In Search of the Dark Ages

Home > Other > In Search of the Dark Ages > Page 17
In Search of the Dark Ages Page 17

by Michael Wood


  King Athelstan died on a sickbed in the royal chamber of the palace at Gloucester on 27 October 939. He had reigned for fourteen years and was probably forty-four. Perhaps he had been exhausted by the exertions of kingship, though none of his line lived to a ripe old age. In the last month of his life, his old friend Cenwald, bishop of Worcester, expressed Athelstan’s supremacy in these terms: ‘King of the Anglo-Saxons, Emperor of the Northumbrians, ruler of the pagans and guardian of the Britons.’ The tone was set for the tenth-century empire. In Ireland it was the king’s prestige which struck an Ulster chronicler, who recorded his death in terms used for high kings like Charlemagne or Brian Boru, and before them the Roman Emperors: ‘Athelstan king of the English died, the roof tree of the honour of the western world’ (Annals of Ulster).

  SEVEN

  ERIC BLOODAXE

  King Eric was treacherously killed by Earl Maccus in a certain lonely place which is called Stainmore, with his son Haeric and his brother Ragnald, betrayed by Earl Oswulf, and then afterwards King Eadred ruled in these districts.

  Roger of Wendover Flowers of the Histories

  SOON AFTER 954, a northern cleric sat down at his desk in the library of St Peter’s church in York, the Anglo-Saxon minster, and wrote the above words in Latin.

  The king whose death was thus recorded had been the most famous Viking of the era. Briefly king of Norway, sometime king of the Hebrides, ruler of Viking York for two short but intensely dramatic reigns in the 940s and 950s, Eric’s career took him from the White Sea to Spain, shooting across Scandinavian history like a meteor, but it has only been in modern times that historians have pieced together his role in British history. Nicknamed ‘Bloodaxe’ for his ruthless bravery, Eric lived most of his life a pagan, a true son of Odin. He probably died a pagan too. But why then should a priest in the church of York, one of the greatest centres of Northumbrian Christianity and learning, have noted his death with sympathy? Why did our annalist view his downfall at the hands of the English earl of Bamburgh, Oswulf, as a treacherous betrayal? And why was the accession of Eadred, grandson of Alfred the Great, and like the annalist, an Englishman, greeted with tight-lipped resentment? Eric’s is an intriguing story, but more than that, it takes us to the root of how the Vikings were assimilated in England.

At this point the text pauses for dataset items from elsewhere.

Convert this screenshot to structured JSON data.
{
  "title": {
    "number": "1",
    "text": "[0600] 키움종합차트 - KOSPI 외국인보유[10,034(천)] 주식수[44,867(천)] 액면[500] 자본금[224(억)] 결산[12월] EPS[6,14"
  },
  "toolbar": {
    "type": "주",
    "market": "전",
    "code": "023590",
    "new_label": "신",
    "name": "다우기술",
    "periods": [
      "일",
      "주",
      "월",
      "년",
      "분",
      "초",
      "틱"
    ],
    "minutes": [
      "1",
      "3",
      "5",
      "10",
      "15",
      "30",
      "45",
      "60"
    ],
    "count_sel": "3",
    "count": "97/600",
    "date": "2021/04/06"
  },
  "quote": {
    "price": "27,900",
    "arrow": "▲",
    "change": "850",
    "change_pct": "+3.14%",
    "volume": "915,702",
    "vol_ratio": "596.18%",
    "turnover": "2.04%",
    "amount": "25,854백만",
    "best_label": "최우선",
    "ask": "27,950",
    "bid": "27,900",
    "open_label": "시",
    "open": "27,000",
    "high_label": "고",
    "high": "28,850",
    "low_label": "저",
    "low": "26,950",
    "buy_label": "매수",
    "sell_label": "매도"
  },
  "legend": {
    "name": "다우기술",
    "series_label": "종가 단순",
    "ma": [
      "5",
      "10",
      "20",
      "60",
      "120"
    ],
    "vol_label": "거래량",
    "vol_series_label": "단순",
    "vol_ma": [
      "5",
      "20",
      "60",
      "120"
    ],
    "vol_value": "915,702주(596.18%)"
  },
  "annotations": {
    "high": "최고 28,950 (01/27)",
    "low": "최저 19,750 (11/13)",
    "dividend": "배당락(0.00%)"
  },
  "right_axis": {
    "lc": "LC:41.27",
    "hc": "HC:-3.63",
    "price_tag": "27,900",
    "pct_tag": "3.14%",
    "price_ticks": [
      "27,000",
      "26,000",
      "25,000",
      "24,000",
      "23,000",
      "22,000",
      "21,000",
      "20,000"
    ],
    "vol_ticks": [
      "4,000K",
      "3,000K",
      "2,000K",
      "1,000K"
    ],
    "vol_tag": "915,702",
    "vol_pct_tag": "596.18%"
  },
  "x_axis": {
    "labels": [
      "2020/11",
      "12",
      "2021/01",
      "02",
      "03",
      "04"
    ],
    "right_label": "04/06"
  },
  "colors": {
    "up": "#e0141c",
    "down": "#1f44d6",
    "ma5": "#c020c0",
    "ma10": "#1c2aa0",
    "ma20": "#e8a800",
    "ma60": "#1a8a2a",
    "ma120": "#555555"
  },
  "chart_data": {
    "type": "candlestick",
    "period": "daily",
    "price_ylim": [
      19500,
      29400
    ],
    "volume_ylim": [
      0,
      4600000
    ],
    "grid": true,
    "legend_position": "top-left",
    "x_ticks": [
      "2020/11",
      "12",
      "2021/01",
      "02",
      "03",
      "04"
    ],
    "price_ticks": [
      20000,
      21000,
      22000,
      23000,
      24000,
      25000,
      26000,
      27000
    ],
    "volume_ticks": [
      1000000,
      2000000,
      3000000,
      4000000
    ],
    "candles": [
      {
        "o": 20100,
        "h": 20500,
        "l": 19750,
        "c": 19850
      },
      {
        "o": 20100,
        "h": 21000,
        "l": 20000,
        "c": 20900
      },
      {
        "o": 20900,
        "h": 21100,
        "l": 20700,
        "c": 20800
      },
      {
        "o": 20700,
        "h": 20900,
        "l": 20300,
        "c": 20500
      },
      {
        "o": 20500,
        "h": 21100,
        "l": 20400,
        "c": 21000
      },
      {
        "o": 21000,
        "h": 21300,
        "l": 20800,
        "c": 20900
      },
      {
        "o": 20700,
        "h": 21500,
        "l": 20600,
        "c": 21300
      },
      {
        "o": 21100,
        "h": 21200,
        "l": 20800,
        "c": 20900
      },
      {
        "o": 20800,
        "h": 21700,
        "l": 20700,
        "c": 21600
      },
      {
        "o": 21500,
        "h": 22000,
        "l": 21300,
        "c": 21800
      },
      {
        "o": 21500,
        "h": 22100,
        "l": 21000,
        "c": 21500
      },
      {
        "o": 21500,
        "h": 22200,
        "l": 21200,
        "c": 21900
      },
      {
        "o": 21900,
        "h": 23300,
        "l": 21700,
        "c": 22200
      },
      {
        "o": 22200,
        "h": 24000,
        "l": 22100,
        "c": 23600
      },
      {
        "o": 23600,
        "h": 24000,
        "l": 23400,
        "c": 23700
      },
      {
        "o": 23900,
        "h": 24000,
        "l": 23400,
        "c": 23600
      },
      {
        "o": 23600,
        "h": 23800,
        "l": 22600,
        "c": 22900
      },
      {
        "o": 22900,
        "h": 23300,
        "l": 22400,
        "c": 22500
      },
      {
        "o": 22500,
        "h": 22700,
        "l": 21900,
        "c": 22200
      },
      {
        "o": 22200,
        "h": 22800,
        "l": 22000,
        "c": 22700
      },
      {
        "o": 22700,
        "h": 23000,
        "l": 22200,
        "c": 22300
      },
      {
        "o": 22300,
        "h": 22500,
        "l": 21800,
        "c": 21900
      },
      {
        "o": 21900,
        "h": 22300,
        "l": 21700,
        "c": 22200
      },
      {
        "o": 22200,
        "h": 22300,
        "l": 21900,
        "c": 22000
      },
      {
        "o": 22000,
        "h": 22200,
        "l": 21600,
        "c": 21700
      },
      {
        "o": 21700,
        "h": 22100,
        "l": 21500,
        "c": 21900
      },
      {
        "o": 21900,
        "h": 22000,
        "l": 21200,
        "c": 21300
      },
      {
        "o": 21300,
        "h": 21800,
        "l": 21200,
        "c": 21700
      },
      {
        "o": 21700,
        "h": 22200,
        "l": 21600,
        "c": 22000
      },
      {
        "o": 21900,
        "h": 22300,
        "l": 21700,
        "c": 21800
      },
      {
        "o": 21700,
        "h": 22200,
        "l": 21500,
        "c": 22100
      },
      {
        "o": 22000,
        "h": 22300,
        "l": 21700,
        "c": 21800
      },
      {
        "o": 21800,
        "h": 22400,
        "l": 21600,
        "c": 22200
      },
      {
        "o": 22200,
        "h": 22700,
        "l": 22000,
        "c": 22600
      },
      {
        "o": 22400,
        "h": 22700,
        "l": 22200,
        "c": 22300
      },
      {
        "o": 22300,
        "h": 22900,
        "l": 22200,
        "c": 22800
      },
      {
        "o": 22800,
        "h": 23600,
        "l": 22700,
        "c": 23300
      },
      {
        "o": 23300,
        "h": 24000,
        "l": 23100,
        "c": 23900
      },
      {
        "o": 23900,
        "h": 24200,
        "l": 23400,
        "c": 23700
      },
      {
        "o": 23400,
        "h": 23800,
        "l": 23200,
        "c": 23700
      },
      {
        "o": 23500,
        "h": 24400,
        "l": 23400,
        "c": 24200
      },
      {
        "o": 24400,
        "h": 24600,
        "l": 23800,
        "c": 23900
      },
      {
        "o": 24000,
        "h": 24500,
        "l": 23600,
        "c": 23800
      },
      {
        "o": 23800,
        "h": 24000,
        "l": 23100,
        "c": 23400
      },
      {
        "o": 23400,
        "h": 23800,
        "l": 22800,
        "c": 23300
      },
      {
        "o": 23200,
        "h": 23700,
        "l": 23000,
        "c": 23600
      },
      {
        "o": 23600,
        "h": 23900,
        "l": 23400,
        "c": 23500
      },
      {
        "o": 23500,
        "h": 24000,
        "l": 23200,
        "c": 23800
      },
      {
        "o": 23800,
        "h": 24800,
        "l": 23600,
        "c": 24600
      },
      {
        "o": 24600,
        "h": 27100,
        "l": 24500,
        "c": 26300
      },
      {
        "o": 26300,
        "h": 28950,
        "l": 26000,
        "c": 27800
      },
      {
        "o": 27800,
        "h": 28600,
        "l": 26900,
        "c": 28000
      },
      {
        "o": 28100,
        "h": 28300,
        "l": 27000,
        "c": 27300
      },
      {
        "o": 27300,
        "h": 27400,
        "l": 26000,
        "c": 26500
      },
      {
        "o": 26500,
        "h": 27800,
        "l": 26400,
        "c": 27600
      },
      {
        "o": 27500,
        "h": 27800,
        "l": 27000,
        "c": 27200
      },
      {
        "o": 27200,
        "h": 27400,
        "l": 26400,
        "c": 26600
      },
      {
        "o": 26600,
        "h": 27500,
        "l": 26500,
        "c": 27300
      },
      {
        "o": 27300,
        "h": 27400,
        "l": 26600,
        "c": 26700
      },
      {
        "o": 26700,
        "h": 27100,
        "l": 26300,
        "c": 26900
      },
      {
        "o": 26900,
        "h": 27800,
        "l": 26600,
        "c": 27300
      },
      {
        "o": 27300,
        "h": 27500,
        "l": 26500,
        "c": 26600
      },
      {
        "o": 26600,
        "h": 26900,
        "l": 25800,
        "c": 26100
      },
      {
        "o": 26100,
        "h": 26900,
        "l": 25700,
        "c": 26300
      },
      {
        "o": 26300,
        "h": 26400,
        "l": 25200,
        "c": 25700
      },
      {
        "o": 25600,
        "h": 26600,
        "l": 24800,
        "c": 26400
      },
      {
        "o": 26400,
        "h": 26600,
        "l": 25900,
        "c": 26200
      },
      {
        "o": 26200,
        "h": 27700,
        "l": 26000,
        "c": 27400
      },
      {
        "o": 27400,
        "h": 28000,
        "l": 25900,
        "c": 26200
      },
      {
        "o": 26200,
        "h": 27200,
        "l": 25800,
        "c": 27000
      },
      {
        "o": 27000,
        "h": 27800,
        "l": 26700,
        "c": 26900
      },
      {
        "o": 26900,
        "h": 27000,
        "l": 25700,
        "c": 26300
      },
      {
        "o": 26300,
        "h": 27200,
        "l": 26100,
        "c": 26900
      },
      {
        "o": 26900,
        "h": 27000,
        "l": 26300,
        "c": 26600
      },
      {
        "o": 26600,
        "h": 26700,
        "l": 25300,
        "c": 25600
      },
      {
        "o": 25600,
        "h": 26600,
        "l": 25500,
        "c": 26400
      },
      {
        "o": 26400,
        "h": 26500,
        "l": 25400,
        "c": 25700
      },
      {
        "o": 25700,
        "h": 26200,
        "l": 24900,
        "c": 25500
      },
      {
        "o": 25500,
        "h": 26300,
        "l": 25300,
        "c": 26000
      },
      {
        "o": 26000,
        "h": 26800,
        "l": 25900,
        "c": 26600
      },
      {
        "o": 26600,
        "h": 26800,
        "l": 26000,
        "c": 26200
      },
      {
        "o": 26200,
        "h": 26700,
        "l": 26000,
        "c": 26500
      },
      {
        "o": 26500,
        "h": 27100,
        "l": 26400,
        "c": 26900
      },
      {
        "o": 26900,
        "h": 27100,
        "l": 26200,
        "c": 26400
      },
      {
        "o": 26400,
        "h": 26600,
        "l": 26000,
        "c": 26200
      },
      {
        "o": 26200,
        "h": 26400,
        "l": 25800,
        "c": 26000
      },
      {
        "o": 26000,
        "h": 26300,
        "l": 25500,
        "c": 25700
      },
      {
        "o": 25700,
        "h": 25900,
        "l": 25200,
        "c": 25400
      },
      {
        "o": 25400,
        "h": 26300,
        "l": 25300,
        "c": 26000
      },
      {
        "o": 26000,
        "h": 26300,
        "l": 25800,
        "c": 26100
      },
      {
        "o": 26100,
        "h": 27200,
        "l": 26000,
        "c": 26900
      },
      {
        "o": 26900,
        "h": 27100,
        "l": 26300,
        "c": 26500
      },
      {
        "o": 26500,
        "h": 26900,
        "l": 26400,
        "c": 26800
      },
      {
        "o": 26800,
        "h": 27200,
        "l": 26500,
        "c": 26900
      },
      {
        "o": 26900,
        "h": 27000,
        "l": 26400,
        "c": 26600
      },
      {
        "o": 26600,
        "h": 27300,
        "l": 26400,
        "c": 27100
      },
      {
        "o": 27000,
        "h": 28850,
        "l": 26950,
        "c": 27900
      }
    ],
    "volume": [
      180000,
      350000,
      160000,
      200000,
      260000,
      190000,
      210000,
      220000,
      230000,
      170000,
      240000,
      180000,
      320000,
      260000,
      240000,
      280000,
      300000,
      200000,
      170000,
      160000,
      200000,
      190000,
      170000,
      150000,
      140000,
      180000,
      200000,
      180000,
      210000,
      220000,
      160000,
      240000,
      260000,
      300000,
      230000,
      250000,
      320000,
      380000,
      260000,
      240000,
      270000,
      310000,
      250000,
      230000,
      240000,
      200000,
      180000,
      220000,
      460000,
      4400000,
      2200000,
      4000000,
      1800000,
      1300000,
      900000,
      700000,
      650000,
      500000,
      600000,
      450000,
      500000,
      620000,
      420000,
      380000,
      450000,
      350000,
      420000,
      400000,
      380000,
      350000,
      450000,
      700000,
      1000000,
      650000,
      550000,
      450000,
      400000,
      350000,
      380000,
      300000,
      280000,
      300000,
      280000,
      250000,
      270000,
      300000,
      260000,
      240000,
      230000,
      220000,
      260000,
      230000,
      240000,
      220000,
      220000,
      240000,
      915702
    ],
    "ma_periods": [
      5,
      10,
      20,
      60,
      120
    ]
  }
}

  Eric Bloodaxe was a true saga-hero. Unfortunately, his own saga does not survive today, but its gist is preserved in others written by Snorri Sturluson: they are those of his father Harald Finehair, his half-brother Hakon the Good and that of his enemy the poet Egil Skallagrimson. These sagas are late, written in the first part of the thirteenth century, and in general they are unreliable as history. They are a marvellous entertainment though, and should be read by everyone interested in the Viking story. These sagas do, however, preserve early poetry in praise of Eric, written by poets in his entourage, and this tells much about the way he thought of himself.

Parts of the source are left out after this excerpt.